When the Federal Government contributed the final $36 million towards the construction of a new 25,000 Carrara stadium to be the brand new home of the AFL’s 17th club from 2011; it did more than confirm a Gold Coast expansion that many thought would never happen.

With Federal Infrastructure Minister Anthony Albanese on hand yesterday at Carrara to talk up this Commonwealth largesse which represents the largest single allocation from its $800 million Community Infrastructure Program; this went well beyond the icing on a stadium cake that’s been baking interminably. It was the real beginning of a Gold Coast field of dreams that reinforces just how lucky the city has been to dodge a bullet.

Not the one Queensland premier Anna Bligh evaded after her promised $60 million share of the total $126 million construction became a huge political football during the recent state election, when Opposition Leader Lawrence Springborg said he wouldn’t play ball with the AFL. Nor the fact it took the Gold Coast City Council’s original pledge of $20 million to kick start the city’s bid for an AFL club; or the AFL getting by with just contributing $10 million to this construction before it really has to dig deep in the years ahead.

The fatal bullet that could have sunk an AFL Gold Coast team came from the unsuccessful league attempt to try and cajole the perennially financially besieged North Melbourne to permanently relocate to the Glitter Strip. It was never going to work in engaging the locals, and by the stubborn refusal of the Kangaroos to quit its Melbourne suburban base — the Gold Coast sporting public or the city’s corporate base were never really put to the test.

The poor response to the Kangaroos half-hearted attempt to call Carrara its home away from home that pulled dismal crowds to equally dismal fixtures was never the litmus test for why the Gold Coast was incapable of providing a viable business case for a new club built like a re-born Carrara, from the ground up. Now it gets that chance.

For the proof in the pudding of a new era for the AFL even before the 17th club gets its provisional licence speedily made into a full license by the AFL Commission, you need look no further than tomorrow night at the presently decrepit Carrara. The stadium might have started life back in 1987 as an improbable love child of Christopher Skase and his ill-formed Brisbane Bears — a geographical misnomer if ever there was one! But now the new boys behind the GC17 licence have already done enough to stroke local enthusiasm for its future; that Carrara at tomorrow night’s Carlton v Fremantle clash is in danger of being sold out.

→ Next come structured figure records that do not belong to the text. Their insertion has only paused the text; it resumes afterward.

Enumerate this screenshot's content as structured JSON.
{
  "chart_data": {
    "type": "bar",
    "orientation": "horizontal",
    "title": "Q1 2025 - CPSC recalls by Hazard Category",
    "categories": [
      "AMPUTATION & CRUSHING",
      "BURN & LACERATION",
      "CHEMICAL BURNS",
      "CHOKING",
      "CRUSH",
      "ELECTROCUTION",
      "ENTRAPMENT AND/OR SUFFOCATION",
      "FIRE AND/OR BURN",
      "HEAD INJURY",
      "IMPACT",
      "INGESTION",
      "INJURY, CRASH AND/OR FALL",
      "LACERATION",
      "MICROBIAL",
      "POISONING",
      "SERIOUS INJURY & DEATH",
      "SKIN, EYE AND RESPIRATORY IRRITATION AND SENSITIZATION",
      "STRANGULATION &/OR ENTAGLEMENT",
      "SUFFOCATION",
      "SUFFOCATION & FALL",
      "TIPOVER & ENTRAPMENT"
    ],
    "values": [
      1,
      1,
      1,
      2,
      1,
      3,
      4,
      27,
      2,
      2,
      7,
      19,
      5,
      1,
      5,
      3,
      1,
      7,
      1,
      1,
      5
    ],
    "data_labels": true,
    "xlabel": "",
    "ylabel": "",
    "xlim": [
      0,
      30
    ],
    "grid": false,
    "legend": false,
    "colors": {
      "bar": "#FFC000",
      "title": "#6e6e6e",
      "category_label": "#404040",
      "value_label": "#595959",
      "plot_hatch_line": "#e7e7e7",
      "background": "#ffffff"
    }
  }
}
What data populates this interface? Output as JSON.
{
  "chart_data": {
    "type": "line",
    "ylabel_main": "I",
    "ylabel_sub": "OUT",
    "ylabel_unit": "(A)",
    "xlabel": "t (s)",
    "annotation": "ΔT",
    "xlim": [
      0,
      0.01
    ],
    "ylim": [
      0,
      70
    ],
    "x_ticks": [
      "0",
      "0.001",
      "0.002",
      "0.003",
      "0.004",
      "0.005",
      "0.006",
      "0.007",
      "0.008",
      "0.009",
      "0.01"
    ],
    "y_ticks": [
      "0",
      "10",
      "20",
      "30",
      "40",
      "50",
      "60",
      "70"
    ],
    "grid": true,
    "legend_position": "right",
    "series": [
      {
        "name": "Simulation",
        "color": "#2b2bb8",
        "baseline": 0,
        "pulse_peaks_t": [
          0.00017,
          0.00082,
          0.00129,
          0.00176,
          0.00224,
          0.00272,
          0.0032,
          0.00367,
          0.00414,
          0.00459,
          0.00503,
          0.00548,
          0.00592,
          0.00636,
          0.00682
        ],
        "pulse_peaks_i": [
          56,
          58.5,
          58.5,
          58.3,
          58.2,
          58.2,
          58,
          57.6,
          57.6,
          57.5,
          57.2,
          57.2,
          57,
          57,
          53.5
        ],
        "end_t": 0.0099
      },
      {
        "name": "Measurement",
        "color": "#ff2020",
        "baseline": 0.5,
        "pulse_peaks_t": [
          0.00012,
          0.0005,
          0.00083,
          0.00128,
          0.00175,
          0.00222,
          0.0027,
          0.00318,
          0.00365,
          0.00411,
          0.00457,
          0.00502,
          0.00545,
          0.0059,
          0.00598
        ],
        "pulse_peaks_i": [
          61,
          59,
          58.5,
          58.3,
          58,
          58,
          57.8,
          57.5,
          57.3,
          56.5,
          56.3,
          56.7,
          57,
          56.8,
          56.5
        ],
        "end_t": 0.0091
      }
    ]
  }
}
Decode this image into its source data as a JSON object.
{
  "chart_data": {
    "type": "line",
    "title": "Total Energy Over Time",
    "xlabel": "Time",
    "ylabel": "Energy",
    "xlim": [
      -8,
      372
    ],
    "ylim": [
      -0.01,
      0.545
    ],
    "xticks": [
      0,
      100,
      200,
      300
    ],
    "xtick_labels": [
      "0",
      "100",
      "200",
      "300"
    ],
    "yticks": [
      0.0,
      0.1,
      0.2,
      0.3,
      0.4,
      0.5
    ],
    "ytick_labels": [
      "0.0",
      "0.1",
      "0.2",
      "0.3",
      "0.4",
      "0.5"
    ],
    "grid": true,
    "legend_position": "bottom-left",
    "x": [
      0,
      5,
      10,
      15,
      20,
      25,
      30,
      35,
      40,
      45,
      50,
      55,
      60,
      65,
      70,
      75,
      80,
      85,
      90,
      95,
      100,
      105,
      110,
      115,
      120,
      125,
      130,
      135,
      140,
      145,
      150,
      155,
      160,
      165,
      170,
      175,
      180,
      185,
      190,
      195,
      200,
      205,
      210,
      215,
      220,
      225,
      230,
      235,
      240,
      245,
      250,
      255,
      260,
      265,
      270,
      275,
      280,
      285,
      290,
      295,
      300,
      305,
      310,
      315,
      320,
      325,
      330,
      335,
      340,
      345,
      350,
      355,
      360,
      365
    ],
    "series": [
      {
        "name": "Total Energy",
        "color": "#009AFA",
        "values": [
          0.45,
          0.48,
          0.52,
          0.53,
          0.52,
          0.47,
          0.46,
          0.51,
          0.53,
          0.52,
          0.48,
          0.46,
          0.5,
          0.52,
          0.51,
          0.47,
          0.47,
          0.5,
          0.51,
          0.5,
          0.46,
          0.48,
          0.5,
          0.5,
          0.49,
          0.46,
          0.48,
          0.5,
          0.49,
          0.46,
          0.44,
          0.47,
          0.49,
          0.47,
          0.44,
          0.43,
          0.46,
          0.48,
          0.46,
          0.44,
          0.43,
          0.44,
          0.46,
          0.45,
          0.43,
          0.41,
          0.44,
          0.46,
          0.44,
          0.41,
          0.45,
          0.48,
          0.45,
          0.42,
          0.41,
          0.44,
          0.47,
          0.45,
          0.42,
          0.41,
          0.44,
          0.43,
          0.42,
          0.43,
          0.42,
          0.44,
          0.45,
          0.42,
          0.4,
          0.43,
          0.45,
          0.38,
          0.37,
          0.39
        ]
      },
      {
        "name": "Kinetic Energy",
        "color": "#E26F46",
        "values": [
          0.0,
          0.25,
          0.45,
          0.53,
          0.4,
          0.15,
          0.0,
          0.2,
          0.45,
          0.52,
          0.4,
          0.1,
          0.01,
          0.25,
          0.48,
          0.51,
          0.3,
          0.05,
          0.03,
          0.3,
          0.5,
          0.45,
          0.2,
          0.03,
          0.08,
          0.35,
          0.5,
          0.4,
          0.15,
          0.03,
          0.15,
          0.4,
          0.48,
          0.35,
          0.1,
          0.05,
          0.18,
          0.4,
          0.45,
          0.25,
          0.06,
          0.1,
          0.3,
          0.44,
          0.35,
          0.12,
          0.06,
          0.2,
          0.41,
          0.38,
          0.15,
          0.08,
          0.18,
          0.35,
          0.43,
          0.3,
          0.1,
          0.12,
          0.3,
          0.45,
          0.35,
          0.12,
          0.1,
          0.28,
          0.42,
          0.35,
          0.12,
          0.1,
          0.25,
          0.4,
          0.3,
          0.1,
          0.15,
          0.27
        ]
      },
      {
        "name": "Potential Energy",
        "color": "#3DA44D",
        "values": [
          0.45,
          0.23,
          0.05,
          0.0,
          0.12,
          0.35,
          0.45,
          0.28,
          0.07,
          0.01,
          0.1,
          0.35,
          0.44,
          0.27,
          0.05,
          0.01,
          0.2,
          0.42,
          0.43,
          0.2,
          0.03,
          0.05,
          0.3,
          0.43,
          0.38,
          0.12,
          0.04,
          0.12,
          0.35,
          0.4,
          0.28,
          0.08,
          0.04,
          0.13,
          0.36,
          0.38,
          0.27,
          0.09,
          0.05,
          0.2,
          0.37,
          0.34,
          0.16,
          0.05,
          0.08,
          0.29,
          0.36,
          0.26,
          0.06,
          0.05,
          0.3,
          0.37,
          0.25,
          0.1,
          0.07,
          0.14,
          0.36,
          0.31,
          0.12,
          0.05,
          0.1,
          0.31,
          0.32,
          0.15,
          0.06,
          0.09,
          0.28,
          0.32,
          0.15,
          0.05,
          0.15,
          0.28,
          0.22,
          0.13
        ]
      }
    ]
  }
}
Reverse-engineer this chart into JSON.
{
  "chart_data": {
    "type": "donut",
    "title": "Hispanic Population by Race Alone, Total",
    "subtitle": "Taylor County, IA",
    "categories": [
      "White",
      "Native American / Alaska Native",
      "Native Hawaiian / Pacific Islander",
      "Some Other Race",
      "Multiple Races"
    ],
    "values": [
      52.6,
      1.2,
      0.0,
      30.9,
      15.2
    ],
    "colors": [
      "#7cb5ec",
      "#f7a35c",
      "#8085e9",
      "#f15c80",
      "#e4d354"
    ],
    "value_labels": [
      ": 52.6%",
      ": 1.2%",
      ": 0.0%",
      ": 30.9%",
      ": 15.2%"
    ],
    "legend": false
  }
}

Better still even if it can’t fill the last standing room or cheap seats — all its corporate boxes and function rooms (that together host more than 900 people) are sold out with more capacity being added. For a city supposedly now over-supplied with national franchises in three of the four footy codes and a local economy like the rest of the country on the back burner; this corporate show of strength sends the AFL exactly the sort of message it requires. That unlike its misinformed critics who see the Gold Coast and West Sydney as some massive financial black hole; what most fail to take into account outside the AFL board room, is something like the following scenario?

By adding two more clubs and expanding the home and away season to 24 rounds from the current 22, the AFL from 2012 with the next round of TV rights; could over a five year period put an extra 210 games on the table (if my quick sums are correct). Throw into that mix the ability to offer that extra game a week from nine fixtures each round; as a stand alone Monday night game — and anyone who doesn’t think that’s not going to put a whole lot of additional money into the league’s TV rights pot is kidding themselves.

Another feature of the new Carrara as Demetriou has explained is the ability to scale up the ground to a 40,000 to 50,000 future capacity as and when required.